Nürnbergs erstes Operhaus bzw. Theater befand sich einst am Lorenzer Platz/Ecke Theatergasse, dass am 11. Februar 1668 eröffnet wurde. Im Gegensatz zum Fecht- und Tagkomödienhaus auf der Insel Schütt, war es dank künstlicher Beleuchtung auch nachts bespielbar, weshalb es auch als Nachtkomödienhaus bezeichnet wurde. Das Theater besaß einen elipsenförmigen Zuschauerraum, einen Rang sowie eine Galerie. Nachdem das Gebäude baufällig geworden war, entschloss man sich im Jahr 1800 für den Abriss. Der Nachfolgebau an gleicher Stelle, als Nationaltheater bezeichnet, wurde am 6. April 1801 mit dem Stück "Bayard, der Mann ohne Furcht und Tadel" eröffnet.


Das Nürnberger Opernhaus bzw. Staatstheater Nürnberg wie es heute wieder offiziell heißt, entstand erst über 100 Jahre später. An seinem Platz stand ehemals das alte städtische Klinikum, welches durch das 1897 eröffnete Klinikum-Nord an der Flurstraße abgelöst wurde. Bereits zehn Jahre vorher hatte der Magistrat über ein neues, zeitgemäßes Stadttheater nachgedacht, sodass man sich 1898 für einen Neubau an Stelle des alten Krankenhauses am Frauentorgraben entschloss.
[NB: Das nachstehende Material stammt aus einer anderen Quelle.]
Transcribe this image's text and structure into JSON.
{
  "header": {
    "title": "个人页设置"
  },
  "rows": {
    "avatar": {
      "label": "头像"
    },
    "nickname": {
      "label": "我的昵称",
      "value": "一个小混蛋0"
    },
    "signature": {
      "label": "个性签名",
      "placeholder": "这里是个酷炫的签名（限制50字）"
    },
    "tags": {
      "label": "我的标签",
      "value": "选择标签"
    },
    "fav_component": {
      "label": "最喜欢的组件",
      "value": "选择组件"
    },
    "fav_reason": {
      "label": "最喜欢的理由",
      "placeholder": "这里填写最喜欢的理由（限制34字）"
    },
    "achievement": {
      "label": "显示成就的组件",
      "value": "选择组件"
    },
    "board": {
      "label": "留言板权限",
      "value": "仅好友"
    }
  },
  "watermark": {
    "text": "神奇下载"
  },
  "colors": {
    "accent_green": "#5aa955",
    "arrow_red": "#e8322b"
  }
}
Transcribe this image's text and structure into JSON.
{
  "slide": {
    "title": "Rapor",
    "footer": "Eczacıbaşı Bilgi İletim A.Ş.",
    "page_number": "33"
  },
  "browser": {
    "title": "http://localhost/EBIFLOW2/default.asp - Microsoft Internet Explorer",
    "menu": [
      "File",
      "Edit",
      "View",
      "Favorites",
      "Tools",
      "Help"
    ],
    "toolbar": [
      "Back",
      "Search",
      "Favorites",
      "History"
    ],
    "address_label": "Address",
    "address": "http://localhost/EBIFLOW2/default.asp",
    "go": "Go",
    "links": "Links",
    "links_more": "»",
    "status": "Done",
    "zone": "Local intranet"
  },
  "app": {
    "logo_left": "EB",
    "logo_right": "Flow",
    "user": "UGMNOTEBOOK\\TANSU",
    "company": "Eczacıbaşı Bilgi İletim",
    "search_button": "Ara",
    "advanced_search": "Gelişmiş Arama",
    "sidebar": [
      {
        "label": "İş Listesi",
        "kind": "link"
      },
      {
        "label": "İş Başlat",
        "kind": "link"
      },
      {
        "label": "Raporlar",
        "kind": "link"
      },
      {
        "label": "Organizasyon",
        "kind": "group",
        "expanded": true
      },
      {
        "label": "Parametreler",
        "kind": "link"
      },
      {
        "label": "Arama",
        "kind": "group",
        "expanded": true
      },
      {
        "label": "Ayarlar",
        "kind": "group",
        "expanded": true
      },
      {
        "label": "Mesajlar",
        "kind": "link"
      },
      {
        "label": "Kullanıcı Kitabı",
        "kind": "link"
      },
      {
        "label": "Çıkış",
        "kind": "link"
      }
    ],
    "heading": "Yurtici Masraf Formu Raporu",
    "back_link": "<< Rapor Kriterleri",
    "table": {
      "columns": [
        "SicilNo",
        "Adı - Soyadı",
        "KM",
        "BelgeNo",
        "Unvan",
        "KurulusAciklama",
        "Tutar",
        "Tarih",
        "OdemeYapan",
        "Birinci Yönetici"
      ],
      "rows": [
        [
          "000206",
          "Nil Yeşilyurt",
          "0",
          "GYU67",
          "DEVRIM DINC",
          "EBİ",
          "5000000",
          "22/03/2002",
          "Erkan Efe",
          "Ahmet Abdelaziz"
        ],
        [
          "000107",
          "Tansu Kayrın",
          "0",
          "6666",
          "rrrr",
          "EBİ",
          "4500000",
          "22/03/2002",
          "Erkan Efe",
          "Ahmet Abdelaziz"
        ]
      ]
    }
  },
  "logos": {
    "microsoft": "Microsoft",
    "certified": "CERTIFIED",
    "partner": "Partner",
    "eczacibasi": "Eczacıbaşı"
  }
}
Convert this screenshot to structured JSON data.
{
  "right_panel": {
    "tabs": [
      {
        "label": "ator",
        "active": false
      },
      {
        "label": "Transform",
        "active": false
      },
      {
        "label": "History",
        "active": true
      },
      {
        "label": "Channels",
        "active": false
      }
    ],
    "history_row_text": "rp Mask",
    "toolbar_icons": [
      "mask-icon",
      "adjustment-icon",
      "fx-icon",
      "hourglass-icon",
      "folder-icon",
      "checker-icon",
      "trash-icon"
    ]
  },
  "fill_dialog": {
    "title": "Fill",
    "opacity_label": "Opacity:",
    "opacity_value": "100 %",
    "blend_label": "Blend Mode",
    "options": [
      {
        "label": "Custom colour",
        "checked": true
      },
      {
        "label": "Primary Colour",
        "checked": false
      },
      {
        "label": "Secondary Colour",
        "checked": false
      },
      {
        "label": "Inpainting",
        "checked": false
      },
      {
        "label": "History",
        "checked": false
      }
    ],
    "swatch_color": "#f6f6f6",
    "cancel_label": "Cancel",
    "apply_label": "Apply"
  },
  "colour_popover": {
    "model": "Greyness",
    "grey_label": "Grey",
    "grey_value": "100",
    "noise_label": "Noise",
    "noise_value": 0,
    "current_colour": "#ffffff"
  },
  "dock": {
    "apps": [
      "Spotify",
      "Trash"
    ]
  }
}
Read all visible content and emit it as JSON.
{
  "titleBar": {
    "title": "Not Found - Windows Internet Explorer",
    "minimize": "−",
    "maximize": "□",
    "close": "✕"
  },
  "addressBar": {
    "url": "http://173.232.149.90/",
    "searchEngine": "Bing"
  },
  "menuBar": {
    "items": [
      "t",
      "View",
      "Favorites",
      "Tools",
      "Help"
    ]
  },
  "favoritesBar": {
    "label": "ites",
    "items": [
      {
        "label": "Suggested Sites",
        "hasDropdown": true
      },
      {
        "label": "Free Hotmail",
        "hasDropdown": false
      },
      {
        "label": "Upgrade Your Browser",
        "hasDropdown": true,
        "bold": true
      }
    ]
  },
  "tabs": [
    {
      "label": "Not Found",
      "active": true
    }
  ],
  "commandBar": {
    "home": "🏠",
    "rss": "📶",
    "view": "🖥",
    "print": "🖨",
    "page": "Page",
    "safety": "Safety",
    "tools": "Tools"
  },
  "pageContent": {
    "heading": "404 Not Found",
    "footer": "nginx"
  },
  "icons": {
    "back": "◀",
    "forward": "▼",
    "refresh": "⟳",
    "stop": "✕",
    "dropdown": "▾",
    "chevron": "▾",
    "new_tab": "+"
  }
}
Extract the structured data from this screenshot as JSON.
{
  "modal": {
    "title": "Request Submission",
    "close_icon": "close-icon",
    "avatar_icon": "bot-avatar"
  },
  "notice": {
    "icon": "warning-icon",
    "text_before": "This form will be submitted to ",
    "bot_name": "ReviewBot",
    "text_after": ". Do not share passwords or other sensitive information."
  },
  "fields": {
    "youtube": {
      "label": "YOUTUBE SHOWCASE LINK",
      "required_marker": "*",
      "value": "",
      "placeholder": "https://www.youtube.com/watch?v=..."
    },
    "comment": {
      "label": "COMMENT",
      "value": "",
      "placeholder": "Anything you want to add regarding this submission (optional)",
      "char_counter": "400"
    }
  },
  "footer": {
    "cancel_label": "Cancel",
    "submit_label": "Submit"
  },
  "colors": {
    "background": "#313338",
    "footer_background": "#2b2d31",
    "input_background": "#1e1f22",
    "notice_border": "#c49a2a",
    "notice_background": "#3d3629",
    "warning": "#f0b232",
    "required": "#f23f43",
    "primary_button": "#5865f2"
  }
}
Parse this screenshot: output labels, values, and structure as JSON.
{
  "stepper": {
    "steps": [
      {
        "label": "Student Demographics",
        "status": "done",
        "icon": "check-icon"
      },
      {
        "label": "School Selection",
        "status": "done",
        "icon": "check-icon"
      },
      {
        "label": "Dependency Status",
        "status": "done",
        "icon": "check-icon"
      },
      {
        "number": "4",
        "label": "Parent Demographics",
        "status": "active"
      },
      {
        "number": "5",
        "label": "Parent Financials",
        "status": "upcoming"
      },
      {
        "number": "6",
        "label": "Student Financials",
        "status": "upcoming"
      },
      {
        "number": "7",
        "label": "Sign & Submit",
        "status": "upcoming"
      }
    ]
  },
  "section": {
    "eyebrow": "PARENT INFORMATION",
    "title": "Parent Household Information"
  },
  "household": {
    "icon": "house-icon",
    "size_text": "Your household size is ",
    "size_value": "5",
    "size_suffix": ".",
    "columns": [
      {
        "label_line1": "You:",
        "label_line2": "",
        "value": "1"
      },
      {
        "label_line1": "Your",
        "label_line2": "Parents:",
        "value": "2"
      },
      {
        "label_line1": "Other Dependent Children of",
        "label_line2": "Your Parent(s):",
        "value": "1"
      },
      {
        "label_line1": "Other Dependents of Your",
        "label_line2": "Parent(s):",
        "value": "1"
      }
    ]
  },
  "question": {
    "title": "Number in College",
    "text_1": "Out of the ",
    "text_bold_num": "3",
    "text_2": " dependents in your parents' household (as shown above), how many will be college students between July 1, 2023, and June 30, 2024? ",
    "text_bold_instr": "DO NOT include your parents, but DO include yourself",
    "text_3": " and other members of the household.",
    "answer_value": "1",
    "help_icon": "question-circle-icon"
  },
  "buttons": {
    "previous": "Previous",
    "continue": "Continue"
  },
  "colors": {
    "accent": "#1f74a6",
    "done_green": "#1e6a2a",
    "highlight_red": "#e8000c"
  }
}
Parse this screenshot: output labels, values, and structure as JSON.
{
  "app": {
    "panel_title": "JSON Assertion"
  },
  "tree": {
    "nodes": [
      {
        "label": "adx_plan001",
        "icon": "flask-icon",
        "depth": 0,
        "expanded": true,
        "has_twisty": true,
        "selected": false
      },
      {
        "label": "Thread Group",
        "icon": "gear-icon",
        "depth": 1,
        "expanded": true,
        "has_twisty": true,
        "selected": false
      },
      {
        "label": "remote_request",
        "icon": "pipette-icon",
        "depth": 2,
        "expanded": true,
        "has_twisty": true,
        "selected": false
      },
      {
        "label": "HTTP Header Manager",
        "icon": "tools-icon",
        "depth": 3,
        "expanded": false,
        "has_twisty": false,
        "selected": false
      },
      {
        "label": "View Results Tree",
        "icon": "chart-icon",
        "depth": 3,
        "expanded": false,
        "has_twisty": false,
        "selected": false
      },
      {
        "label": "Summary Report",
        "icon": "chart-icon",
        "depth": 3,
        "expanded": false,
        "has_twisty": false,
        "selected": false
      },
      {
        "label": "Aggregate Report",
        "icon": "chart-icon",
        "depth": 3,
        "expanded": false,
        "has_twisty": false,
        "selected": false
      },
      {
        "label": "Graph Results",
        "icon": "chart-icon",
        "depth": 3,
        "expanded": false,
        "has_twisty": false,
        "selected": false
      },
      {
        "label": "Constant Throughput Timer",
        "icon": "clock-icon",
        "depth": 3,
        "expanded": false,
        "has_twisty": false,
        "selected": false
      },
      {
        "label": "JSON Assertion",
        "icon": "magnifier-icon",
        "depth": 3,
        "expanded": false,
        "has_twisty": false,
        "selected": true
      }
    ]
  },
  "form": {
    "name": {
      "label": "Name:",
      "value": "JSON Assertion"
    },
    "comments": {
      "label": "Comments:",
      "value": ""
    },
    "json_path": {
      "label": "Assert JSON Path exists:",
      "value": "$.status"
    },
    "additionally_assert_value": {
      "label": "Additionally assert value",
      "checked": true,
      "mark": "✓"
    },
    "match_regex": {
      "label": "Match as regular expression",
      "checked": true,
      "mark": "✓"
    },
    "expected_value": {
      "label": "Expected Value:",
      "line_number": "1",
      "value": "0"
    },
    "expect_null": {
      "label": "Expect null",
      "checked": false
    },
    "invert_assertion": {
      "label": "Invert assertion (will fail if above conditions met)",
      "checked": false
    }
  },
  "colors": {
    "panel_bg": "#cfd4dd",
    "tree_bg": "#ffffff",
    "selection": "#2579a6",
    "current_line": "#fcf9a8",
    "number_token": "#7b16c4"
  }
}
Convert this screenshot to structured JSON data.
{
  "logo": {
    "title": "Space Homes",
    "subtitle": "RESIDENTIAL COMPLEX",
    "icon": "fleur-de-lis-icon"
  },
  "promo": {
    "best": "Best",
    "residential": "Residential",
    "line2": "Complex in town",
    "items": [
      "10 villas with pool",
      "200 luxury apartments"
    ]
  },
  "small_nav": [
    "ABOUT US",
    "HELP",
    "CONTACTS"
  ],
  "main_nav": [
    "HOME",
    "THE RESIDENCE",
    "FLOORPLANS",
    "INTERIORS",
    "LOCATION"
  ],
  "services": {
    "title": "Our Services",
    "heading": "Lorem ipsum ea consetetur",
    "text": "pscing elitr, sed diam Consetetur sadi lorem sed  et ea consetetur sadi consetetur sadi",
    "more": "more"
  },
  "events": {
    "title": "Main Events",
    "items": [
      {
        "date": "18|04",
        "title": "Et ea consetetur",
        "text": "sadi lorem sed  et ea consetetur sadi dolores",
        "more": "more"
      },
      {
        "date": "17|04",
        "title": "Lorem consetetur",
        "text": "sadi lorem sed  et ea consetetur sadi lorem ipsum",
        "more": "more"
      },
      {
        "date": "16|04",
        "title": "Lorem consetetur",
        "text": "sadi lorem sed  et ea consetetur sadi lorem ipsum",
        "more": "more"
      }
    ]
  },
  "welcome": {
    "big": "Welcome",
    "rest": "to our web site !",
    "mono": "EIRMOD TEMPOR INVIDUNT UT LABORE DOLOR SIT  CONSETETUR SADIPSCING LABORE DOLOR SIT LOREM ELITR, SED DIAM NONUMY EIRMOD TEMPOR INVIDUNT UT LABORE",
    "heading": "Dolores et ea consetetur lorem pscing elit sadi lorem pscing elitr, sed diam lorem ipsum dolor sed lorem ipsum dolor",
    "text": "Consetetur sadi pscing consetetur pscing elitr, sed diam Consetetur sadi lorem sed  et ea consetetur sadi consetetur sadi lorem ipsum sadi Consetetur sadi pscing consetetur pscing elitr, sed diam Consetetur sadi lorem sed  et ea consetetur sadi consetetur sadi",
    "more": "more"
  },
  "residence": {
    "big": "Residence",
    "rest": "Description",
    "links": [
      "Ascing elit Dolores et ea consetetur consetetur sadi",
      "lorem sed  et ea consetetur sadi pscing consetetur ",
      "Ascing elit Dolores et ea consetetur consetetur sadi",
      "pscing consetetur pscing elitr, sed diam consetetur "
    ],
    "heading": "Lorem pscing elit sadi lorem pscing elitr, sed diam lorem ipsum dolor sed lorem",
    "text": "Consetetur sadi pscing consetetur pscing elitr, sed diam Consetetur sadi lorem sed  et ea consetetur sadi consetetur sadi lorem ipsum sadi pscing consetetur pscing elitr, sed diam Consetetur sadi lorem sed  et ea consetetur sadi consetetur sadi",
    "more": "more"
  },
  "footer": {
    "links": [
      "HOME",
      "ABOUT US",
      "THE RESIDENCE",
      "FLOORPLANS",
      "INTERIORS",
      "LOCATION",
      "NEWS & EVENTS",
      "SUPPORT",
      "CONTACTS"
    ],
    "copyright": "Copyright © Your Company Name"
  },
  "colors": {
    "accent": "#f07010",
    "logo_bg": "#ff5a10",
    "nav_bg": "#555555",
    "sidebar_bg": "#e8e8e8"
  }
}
Für die Planung wurde der Berliner Architekt Heinrich Seeling engagiert, der bis zum 1. Oktober 1902 einen Bau im Nürnberger Stil fertig stellen sollte. Der erste, im November vorgelegte, Planentwurf Seelings entsprach nicht hundertprozentig der seit den 1880er Jahren vorherrschenden Alt-Nürnberger Bauweise. Unter erheblichem Zeitdruck wurde erst im August 1900 ein modifiziertes Modell abgesegnet. Der vertraglich festgelegte Eröffnungstermin war durch die Diskussionen über den "Nürnberger Stil" aber nicht mehr zu halten.

Mit erheblicher Verzögerung wurde das markante "Neue Stadttheater am Ring" zum 1. September 1905 eröffnet. Entstanden war ein prächtiges Gebäude, dass seinerzeit als teuerster Theaterbau Europas galt. Am Eröffnungstag wurde in dem mit modernster Bühnen- und Lichttechnik ausgestattetem Haus auch die "Festwiese" aus Richard Wagners "Die Meistersinger von Nürnberg" aufgeführt. Den im Volksmund geläufigen Begriff Operhaus bekam das Theater erst 1930, worauf das alte Stadttheater am Lorenzer Platz in Schauspielhaus umbenannt wurde. Auf Anweisung Hitlers musste Paul Schultze-Naumburg 1935 die prächtigen Jugendstilelemente entfernen.

Nach Ende des Zweiten Weltkriegs wurde das von Bombentreffern beschädigte Haus wieder aufgebaut und diente anfangs der U.S. Armee als Kino und Theater. Seit 1956 ist der Bau wieder das Nürnberger Operhaus, in dem Oper, Operette, klassische Musicals und Kammerkonzerte aufgeführt werden. Mit einer Generalsanierung (1995-98) bekam das Theater auch eine neue Innenausstattung. Im Parkett und auf drei Rängen finden nun 1.000 Zuschauer Platz.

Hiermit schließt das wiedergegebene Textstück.